Dentro questa complessità, l’abitare emerge come uno degli ambiti più sensibili: l’emergenza abitativa rappresenta una sfida crescente, tra costi in aumento, carenza di alloggi popolari e barriere d’accesso che spingono molti nuclei fragili verso coabitazioni precarie e sovraffollamenti.

La speranza come postura professionale e culturale

Il titolo Pellegrini di Speranza rappresenta una scelta di campo. Per chi opera nella prossimità, la speranza non è un atteggiamento ingenuo, ma una postura professionale concreta:

  • è speranza restare accanto a chi fatica a fidarsi;
  • è speranza costruire reti e relazioni che durano nel tempo;
  • è speranza scommettere sulla possibilità di piccoli passi, nonostante la complessità.

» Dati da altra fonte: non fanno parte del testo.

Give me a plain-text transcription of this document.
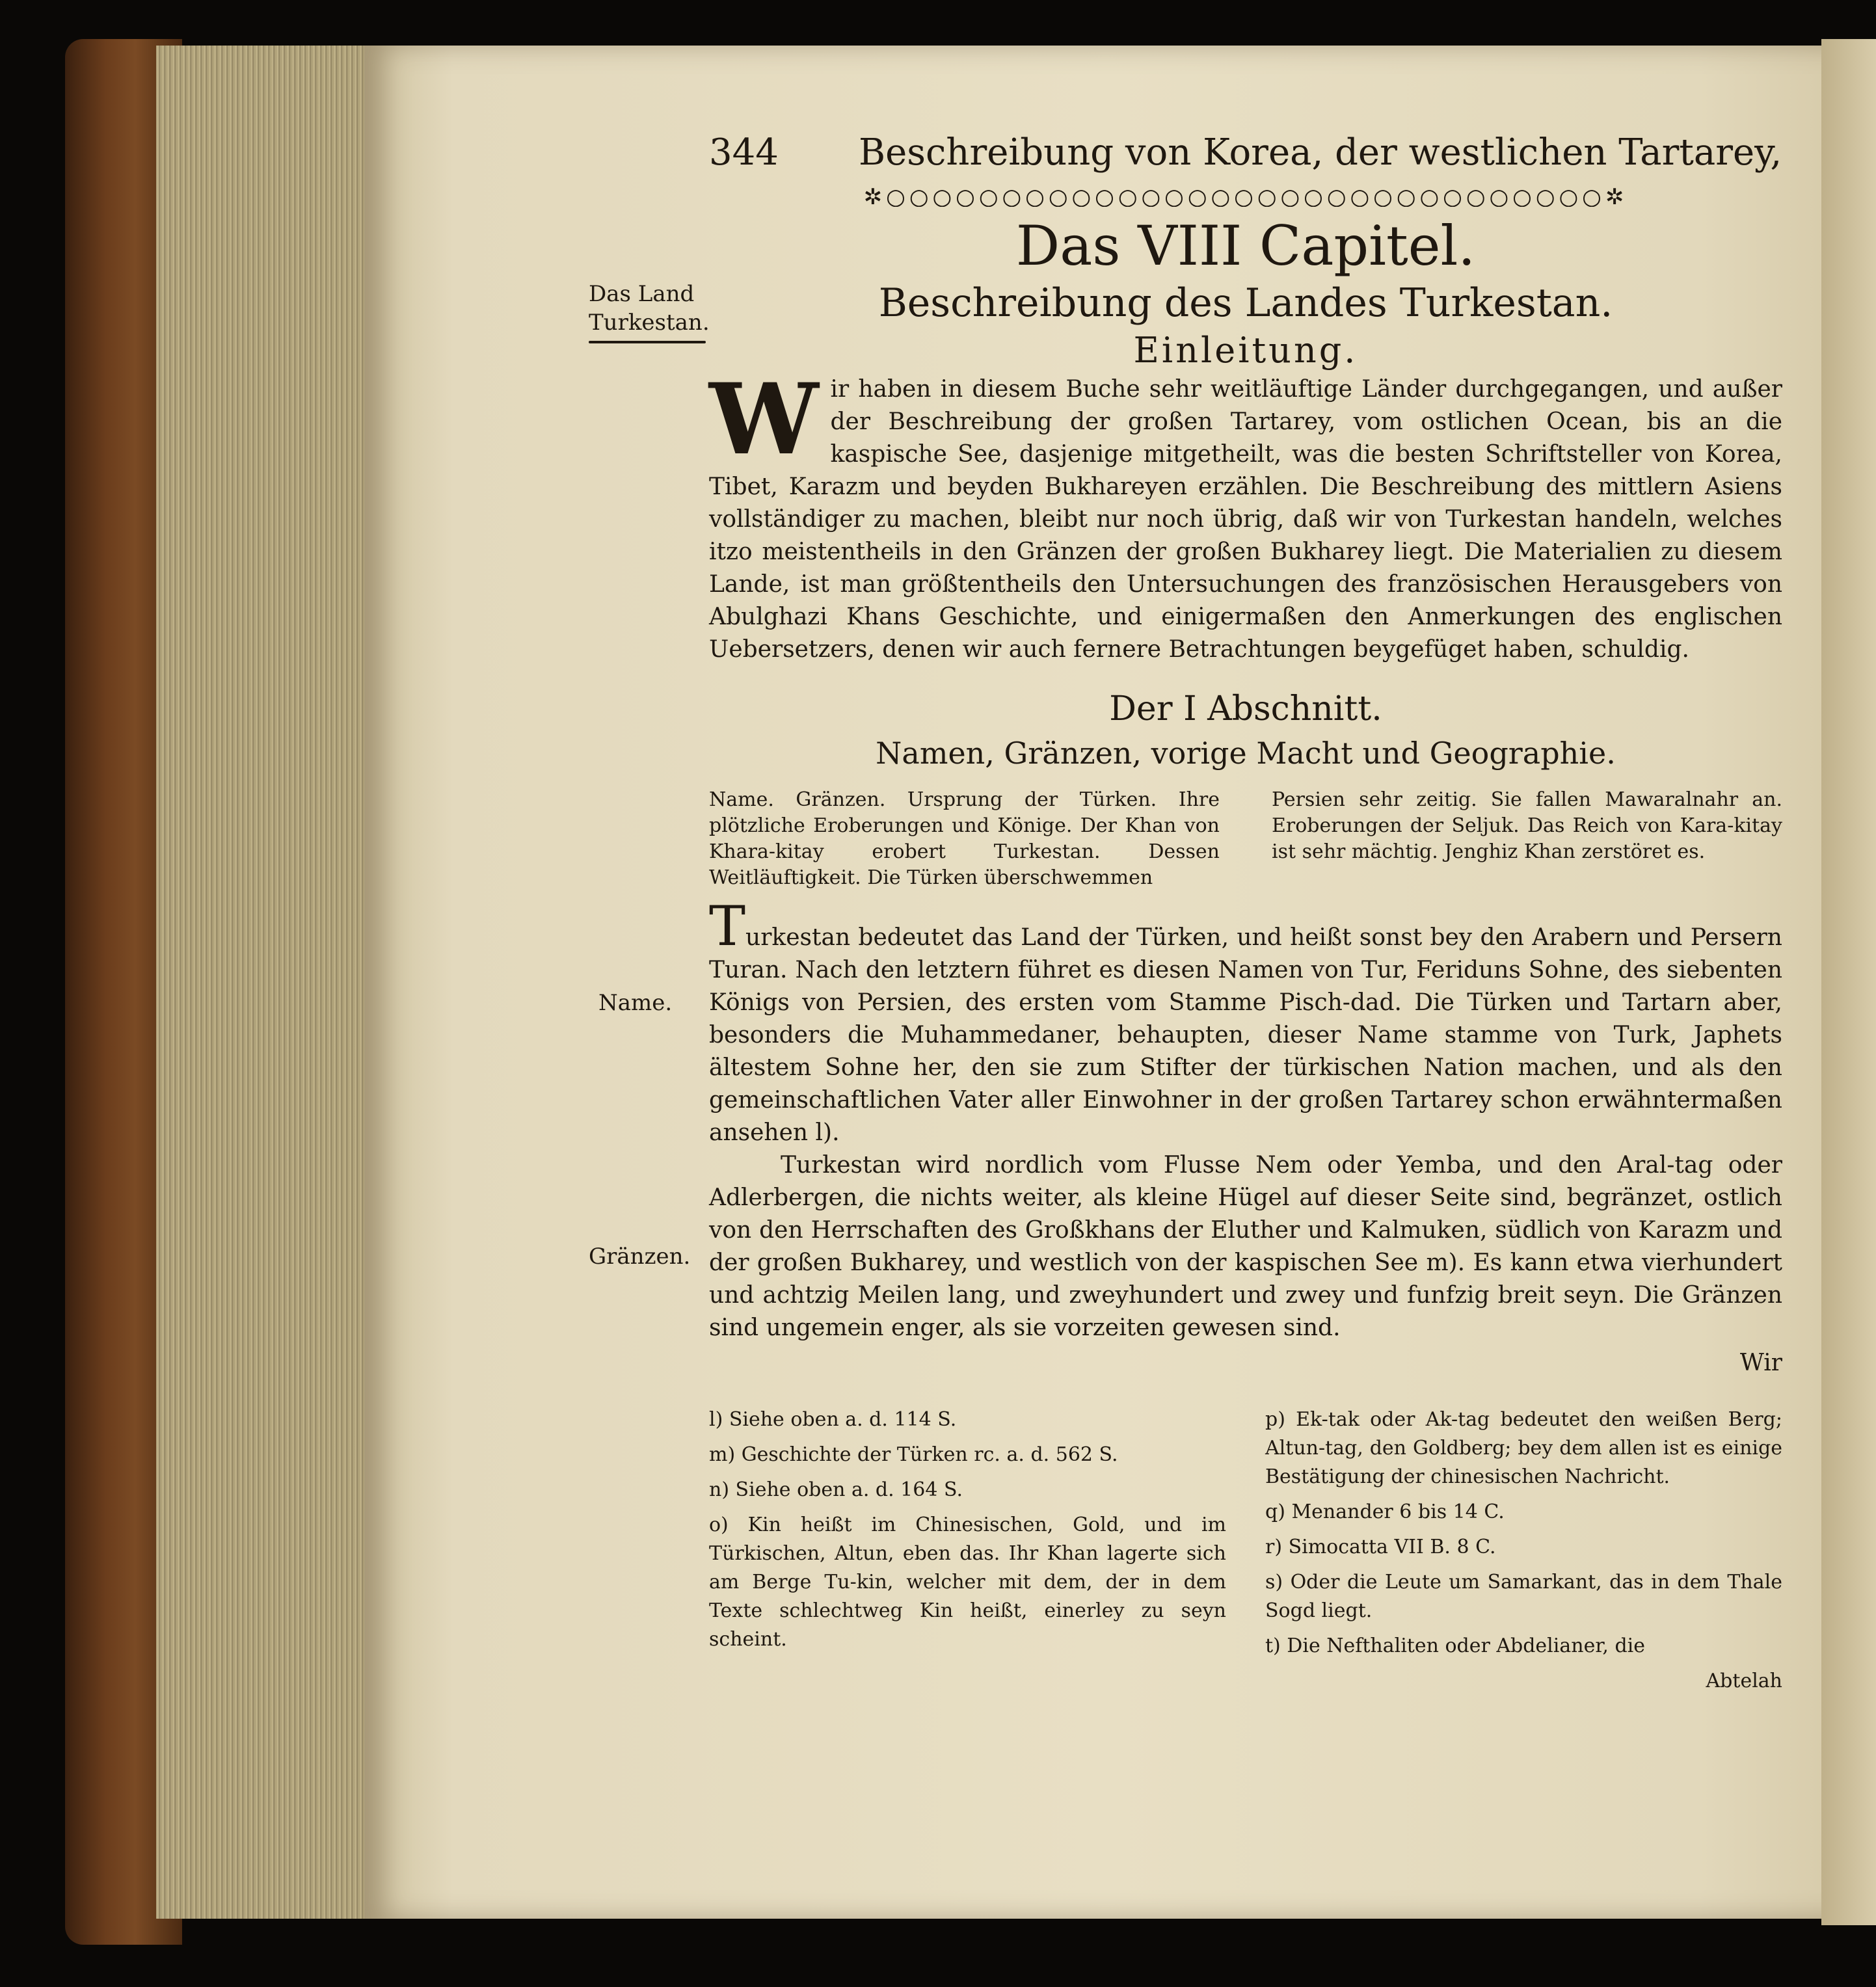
Das Land
Turkestan.
Name.
Gränzen.
344	Beschreibung von Korea, der westlichen Tartarey,
✲○○○○○○○○○○○○○○○○○○○○○○○○○○○○○○○✲
Das VIII Capitel.
Beschreibung des Landes Turkestan.
Einleitung.

Wir haben in diesem Buche sehr weitläuftige Länder durchgegangen, und außer der Beschreibung der großen Tartarey, vom ostlichen Ocean, bis an die kaspische See, dasjenige mitgetheilt, was die besten Schriftsteller von Korea, Tibet, Karazm und beyden Bukhareyen erzählen. Die Beschreibung des mittlern Asiens vollständiger zu machen, bleibt nur noch übrig, daß wir von Turkestan handeln, welches itzo meistentheils in den Gränzen der großen Bukharey liegt. Die Materialien zu diesem Lande, ist man größtentheils den Untersuchungen des französischen Herausgebers von Abulghazi Khans Geschichte, und einigermaßen den Anmerkungen des englischen Uebersetzers, denen wir auch fernere Betrachtungen beygefüget haben, schuldig.

Der I Abschnitt.
Namen, Gränzen, vorige Macht und Geographie.
Name. Gränzen. Ursprung der Türken. Ihre plötzliche Eroberungen und Könige. Der Khan von Khara-kitay erobert Turkestan. Dessen Weitläuftigkeit. Die Türken überschwemmen
Persien sehr zeitig. Sie fallen Mawaralnahr an. Eroberungen der Seljuk. Das Reich von Kara-kitay ist sehr mächtig. Jenghiz Khan zerstöret es.

Turkestan bedeutet das Land der Türken, und heißt sonst bey den Arabern und Persern Turan. Nach den letztern führet es diesen Namen von Tur, Feriduns Sohne, des siebenten Königs von Persien, des ersten vom Stamme Pisch-dad. Die Türken und Tartarn aber, besonders die Muhammedaner, behaupten, dieser Name stamme von Turk, Japhets ältestem Sohne her, den sie zum Stifter der türkischen Nation machen, und als den gemeinschaftlichen Vater aller Einwohner in der großen Tartarey schon erwähntermaßen ansehen l).

Turkestan wird nordlich vom Flusse Nem oder Yemba, und den Aral-tag oder Adlerbergen, die nichts weiter, als kleine Hügel auf dieser Seite sind, begränzet, ostlich von den Herrschaften des Großkhans der Eluther und Kalmuken, südlich von Karazm und der großen Bukharey, und westlich von der kaspischen See m). Es kann etwa vierhundert und achtzig Meilen lang, und zweyhundert und zwey und funfzig breit seyn. Die Gränzen sind ungemein enger, als sie vorzeiten gewesen sind.

Wir

l) Siehe oben a. d. 114 S.

m) Geschichte der Türken rc. a. d. 562 S.

n) Siehe oben a. d. 164 S.

o) Kin heißt im Chinesischen, Gold, und im Türkischen, Altun, eben das. Ihr Khan lagerte sich am Berge Tu-kin, welcher mit dem, der in dem Texte schlechtweg Kin heißt, einerley zu seyn scheint.

p) Ek-tak oder Ak-tag bedeutet den weißen Berg; Altun-tag, den Goldberg; bey dem allen ist es einige Bestätigung der chinesischen Nachricht.

q) Menander 6 bis 14 C.

r) Simocatta VII B. 8 C.

s) Oder die Leute um Samarkant, das in dem Thale Sogd liegt.

t) Die Nefthaliten oder Abdelianer, die

Abtelah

Ma questa postura professionale chiede di essere assunta anche come sguardo collettivo. I dati raccolti dal report ci interrogano infatti non solo come operatori, ma come comunità. Le povertà che attraversano il territorio reggiano non sono il fallimento di pochi, ma il riflesso di equilibri sociali sempre più fragili. La speranza, allora, non è semplicemente un sentimento, ma un impegno concreto a non normalizzare il disagio, a contrastare la solitudine sociale, a coltivare alleanze nuove tra istituzioni, società civile e cittadini. In questa direzione, il lavoro quotidiano della Caritas offre non solo aiuto, ma anche una possibile grammatica del welfare di domani: relazionale, territoriale, corresponsabile.

 

 

Per approfondire

  • Istat (2024), Le statistiche dell’istat sulla povertà | anno 2023.
  • Istat (2025), Report-reddito-condizioni di | Anno 2024
  • Caritas Italiana (2020), Gli anticorpi della solidarietà
  • Caritas Reggiana (2024), Pellegrini di Speranza

Note

  1. OSPoWeb è la piattaforma web della Caritas per la raccolta sistematica e l’analisi dei dati sugli utenti dei Centri di Ascolto e delle povertà, che consente di monitorarne bisogni, interventi e servizi a livello locale e nazionale.